英文:
How to maintain date format when after applying function
问题
我有一个数据框,其中包含格式不佳的日期信息。
date = c("18102016", "11102017", "4052017", "18102018", "3102018")
df <- data.frame(date = date, x1 = 1:5, x2 = rep(1,5))
我已经编写了名为 `fix_date_all()` 的函数,当应用于向量 `df$date` 时,可以进行正确的格式化。
fix_date_all<- function(date){
fix_date <- function(d) {
if (nchar(d) != 8) d <- paste0("0", d)
dd <- d %>% substr(1,2)mm <- d %>% substr(3,4)yyyy <- d %>% substr(5,8)d <- paste0(dd, ".", mm, ".", yyyy) %>% as.Date("%d.%m.%Y")d
}
lapply(date, fix_date)
}
fix_date_all(df$date)
现在,我想使用类似 tidyverse 风格的方法将此变量转换为正确的日期格式:
df %>% mutate(across(date, fix_date_all))
然而,当以 tidyverse 风格使用时,日期被搞乱了。
date x1 x2
1 17092 1 1
2 17450 2 1
3 17290 3 1
4 17822 4 1
5 17807 5 1
英文:
I have dataframe with a poorly formatted date information.
date = c("18102016", "11102017", "4052017", "18102018", "3102018")df <- data.frame(date = date, x1 = 1:5, x2 = rep(1,5))

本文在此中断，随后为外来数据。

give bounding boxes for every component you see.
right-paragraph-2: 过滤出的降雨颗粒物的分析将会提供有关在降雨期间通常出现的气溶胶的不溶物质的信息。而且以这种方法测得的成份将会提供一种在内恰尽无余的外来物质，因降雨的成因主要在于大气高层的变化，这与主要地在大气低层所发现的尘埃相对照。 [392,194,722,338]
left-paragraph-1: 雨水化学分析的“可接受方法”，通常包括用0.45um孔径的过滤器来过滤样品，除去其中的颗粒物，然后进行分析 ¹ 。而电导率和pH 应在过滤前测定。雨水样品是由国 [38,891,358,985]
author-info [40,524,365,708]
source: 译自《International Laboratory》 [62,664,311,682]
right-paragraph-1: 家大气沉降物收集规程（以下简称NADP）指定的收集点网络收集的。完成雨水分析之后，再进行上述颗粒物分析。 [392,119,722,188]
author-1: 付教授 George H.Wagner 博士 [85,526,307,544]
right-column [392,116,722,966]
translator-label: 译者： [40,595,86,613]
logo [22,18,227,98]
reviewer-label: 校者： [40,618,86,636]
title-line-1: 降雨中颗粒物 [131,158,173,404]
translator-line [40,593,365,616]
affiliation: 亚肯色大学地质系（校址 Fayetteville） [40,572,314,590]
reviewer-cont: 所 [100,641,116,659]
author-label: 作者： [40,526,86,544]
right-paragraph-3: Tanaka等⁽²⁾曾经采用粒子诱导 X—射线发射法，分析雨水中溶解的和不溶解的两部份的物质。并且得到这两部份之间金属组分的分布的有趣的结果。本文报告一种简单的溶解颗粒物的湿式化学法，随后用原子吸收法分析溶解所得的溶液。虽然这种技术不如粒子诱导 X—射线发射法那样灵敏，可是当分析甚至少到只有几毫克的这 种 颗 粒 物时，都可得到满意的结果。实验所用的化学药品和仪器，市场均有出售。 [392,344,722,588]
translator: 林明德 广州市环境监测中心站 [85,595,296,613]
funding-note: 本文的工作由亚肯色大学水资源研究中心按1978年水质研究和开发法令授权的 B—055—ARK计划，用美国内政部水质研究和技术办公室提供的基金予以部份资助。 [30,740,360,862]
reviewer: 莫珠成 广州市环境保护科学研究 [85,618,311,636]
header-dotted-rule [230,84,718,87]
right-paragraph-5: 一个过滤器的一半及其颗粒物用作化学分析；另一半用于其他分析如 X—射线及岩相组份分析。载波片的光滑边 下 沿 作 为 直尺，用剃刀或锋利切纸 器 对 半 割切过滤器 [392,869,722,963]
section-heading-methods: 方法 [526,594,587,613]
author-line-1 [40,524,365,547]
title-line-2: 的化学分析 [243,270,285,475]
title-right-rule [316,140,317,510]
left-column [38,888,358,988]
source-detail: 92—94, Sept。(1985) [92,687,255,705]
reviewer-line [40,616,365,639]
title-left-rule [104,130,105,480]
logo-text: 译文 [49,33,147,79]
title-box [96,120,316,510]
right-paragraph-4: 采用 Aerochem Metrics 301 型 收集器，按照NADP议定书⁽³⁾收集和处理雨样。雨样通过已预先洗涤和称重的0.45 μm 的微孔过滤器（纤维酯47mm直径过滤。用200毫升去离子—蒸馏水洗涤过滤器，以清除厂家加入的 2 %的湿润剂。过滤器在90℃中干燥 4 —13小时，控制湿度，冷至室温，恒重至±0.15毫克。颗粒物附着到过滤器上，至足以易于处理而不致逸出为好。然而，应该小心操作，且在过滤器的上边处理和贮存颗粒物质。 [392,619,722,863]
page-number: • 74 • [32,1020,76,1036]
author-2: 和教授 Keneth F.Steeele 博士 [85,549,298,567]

I have already written the function fix_date_all() which does the proper formatting when applied to the vector df$date
fix_date_all<- function(date){fix_date <- function(d) {if (nchar(d) != 8) d <- paste0("0", d)dd <- d %>% substr(1,2)mm <- d %>% substr(3,4)yyyy <- d %>% substr(5,8)d <- paste0(dd, ".", mm, ".", yyyy) %>% as.Date("%d.%m.%Y")d}lapply(date, fix_date)}fix_date_all(df$date)
Now I would like to transform this variable to a proper date format using a tidyverse like style:
df %>% mutate(across(date, fix_date_all))
However, when using it in a tidyverse style, the date gets screwed up.
date x1 x21 17092 1 12 17450 2 13 17290 3 14 17822 4 15 17807 5 1
答案1
得分: 3
以下是已翻译的内容:
The output is a list from the lapply call.
fix_date_all(df$date)[[1]][1] "2016-10-18"[[2]][1] "2017-10-11"[[3]][1] "2017-05-04"[[4]][1] "2018-10-18"[[5]][1] "2018-10-03"
We need to flatten it with c
library(dplyr)df %>%mutate(date = fix_date_all(date) %>%do.call(c, .))
-output
date x1 x21 2016-10-18 1 12 2017-10-11 2 13 2017-05-04 3 14 2018-10-18 4 15 2018-10-03 5 1
Or in the newer version of purrr, use list_c
library(purrr)df %>%mutate(date = fix_date_all(date) %>% list_c)date x1 x21 2016-10-18 1 12 2017-10-11 2 13 2017-05-04 3 14 2018-10-18 4 15 2018-10-03 5 1
英文:
The output is a list from the lapply call.
fix_date_all(df$date)[[1]][1] "2016-10-18"[[2]][1] "2017-10-11"[[3]][1] "2017-05-04"[[4]][1] "2018-10-18"[[5]][1] "2018-10-03"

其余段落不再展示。